Che fare, dunque? Come dice Paolo a Timoteo: “ricòrdati di Gesù Cristo, risorto dai morti, discendente di Davide, come io annuncio nel mio Vangelo, per il quale soffro fino a portare le catene come un malfattore”. Ricordati di Lui, fa’ come Lui! Molto semplicemente, senza alcuna pretesa di ritorno immediato, senza calcoli. Così come ha fatto Paolo, che per amore di Gesù ha sofferto “fino a portare le catene come un malfattore”. E come hanno fatto i veri discepoli del Signore, sino ai nostri giorni. Ti prego: “ricordati di Gesù Cristo”, che è passato per le strade del mondo solo “facendo del bene” (At.10,38); offrendo continuamente “preghiere e suppliche, con forti grida e lacrime, a Dio che poteva salvarlo da morte e, per il suo pieno abbandono a lui, venne esaudito” (Eb 5,7).
Non avertene a male se t’accorgi che Gesù ti ha come marcato, scovandoti tra la folla. Forse ti vorresti sottrarre, gridando a Lui l’inutilità di tanti tuoi sforzi. Ovunque tu vada, in qualsiasi angolo del mondo ti dovessi trovare, accetta di consumare la tua esistenza per amore Suo. Non temere di lasciarti scavare l’anima dalle lacrime della gente e, se mai qualcuno fosse stanco, che possa almeno trovare in te una spalla dove posare il capo.

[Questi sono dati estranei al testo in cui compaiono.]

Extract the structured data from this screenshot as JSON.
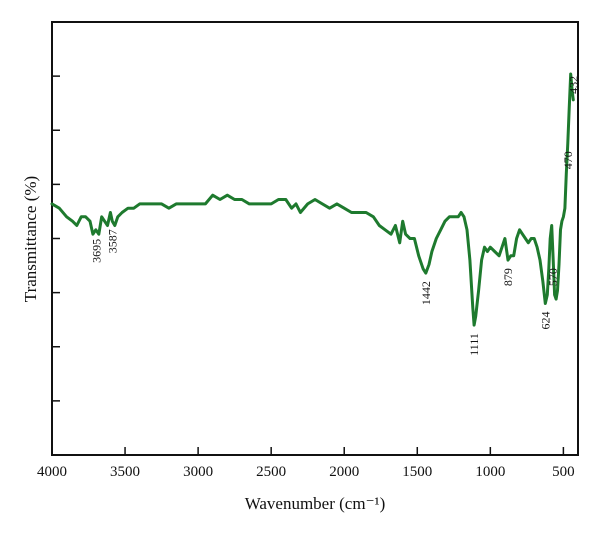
{
  "chart_data": {
    "type": "line",
    "title": "",
    "xlabel": "Wavenumber (cm⁻¹)",
    "ylabel": "Transmittance (%)",
    "xlim": [
      4000,
      400
    ],
    "x_reversed": true,
    "x_ticks": [
      4000,
      3500,
      3000,
      2500,
      2000,
      1500,
      1000,
      500
    ],
    "y_tick_count": 7,
    "y_tick_labels_shown": false,
    "grid": false,
    "legend": "none",
    "line_color": "#1e7a2e",
    "series": [
      {
        "x": [
          4000,
          3950,
          3900,
          3860,
          3830,
          3800,
          3770,
          3740,
          3720,
          3700,
          3680,
          3660,
          3640,
          3620,
          3600,
          3587,
          3570,
          3550,
          3520,
          3480,
          3440,
          3400,
          3350,
          3300,
          3250,
          3200,
          3150,
          3100,
          3050,
          3000,
          2950,
          2900,
          2850,
          2800,
          2750,
          2700,
          2650,
          2600,
          2550,
          2500,
          2450,
          2400,
          2360,
          2330,
          2300,
          2250,
          2200,
          2150,
          2100,
          2050,
          2000,
          1950,
          1900,
          1850,
          1800,
          1760,
          1720,
          1680,
          1650,
          1620,
          1600,
          1580,
          1550,
          1520,
          1490,
          1460,
          1442,
          1420,
          1400,
          1370,
          1340,
          1310,
          1280,
          1250,
          1220,
          1200,
          1180,
          1160,
          1140,
          1120,
          1111,
          1100,
          1080,
          1060,
          1040,
          1020,
          1000,
          970,
          940,
          920,
          900,
          879,
          860,
          840,
          820,
          800,
          780,
          760,
          740,
          720,
          700,
          680,
          660,
          640,
          624,
          610,
          600,
          590,
          580,
          570,
          560,
          550,
          540,
          530,
          520,
          510,
          500,
          490,
          480,
          470,
          460,
          450,
          440,
          432
        ],
        "y": [
          58,
          57,
          55,
          54,
          53,
          55,
          55,
          54,
          51,
          52,
          51,
          55,
          54,
          53,
          56,
          54,
          53,
          55,
          56,
          57,
          57,
          58,
          58,
          58,
          58,
          57,
          58,
          58,
          58,
          58,
          58,
          60,
          59,
          60,
          59,
          59,
          58,
          58,
          58,
          58,
          59,
          59,
          57,
          58,
          56,
          58,
          59,
          58,
          57,
          58,
          57,
          56,
          56,
          56,
          55,
          53,
          52,
          51,
          53,
          49,
          54,
          51,
          50,
          50,
          46,
          43,
          42,
          44,
          47,
          50,
          52,
          54,
          55,
          55,
          55,
          56,
          55,
          52,
          45,
          34,
          30,
          32,
          38,
          45,
          48,
          47,
          48,
          47,
          46,
          48,
          50,
          45,
          46,
          46,
          50,
          52,
          51,
          50,
          49,
          50,
          50,
          48,
          45,
          40,
          35,
          37,
          43,
          50,
          53,
          45,
          37,
          36,
          38,
          44,
          52,
          54,
          55,
          57,
          65,
          72,
          80,
          88,
          84,
          82
        ]
      }
    ],
    "annotations": [
      {
        "text": "3695",
        "x": 3695
      },
      {
        "text": "3587",
        "x": 3587
      },
      {
        "text": "1442",
        "x": 1442
      },
      {
        "text": "1111",
        "x": 1111
      },
      {
        "text": "879",
        "x": 879
      },
      {
        "text": "624",
        "x": 624
      },
      {
        "text": "570",
        "x": 570
      },
      {
        "text": "470",
        "x": 470
      },
      {
        "text": "432",
        "x": 432
      }
    ]
  }
}
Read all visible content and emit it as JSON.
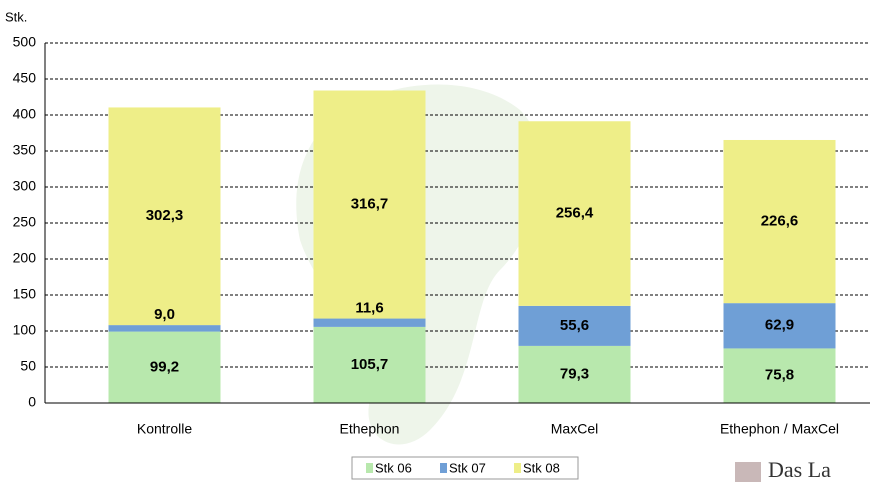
{
  "chart_data": {
    "type": "bar",
    "stacked": true,
    "y_axis_label": "Stk.",
    "categories": [
      "Kontrolle",
      "Ethephon",
      "MaxCel",
      "Ethephon / MaxCel"
    ],
    "series": [
      {
        "name": "Stk 06",
        "color": "#b8e8ad",
        "values": [
          99.2,
          105.7,
          79.3,
          75.8
        ],
        "value_labels": [
          "99,2",
          "105,7",
          "79,3",
          "75,8"
        ]
      },
      {
        "name": "Stk 07",
        "color": "#6f9fd6",
        "values": [
          9.0,
          11.6,
          55.6,
          62.9
        ],
        "value_labels": [
          "9,0",
          "11,6",
          "55,6",
          "62,9"
        ]
      },
      {
        "name": "Stk 08",
        "color": "#eeee88",
        "values": [
          302.3,
          316.7,
          256.4,
          226.6
        ],
        "value_labels": [
          "302,3",
          "316,7",
          "256,4",
          "226,6"
        ]
      }
    ],
    "ylim": [
      0,
      500
    ],
    "yticks": [
      0,
      50,
      100,
      150,
      200,
      250,
      300,
      350,
      400,
      450,
      500
    ],
    "grid": true,
    "logo_text": "Das La"
  }
}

Continua a stare in mezzo alla gente come presenza gioiosa, audace e intelligente. Forse qualcuno si accorgerà e ti ringrazierà dal profondo del cuore; altri fingeranno di non capire che stai semplicemente amando; qualcuno fraintenderà o volutamente ti ignorerà. Ma a te che importa? Ricordati di Gesù Cristo: continua a da amare, servendo!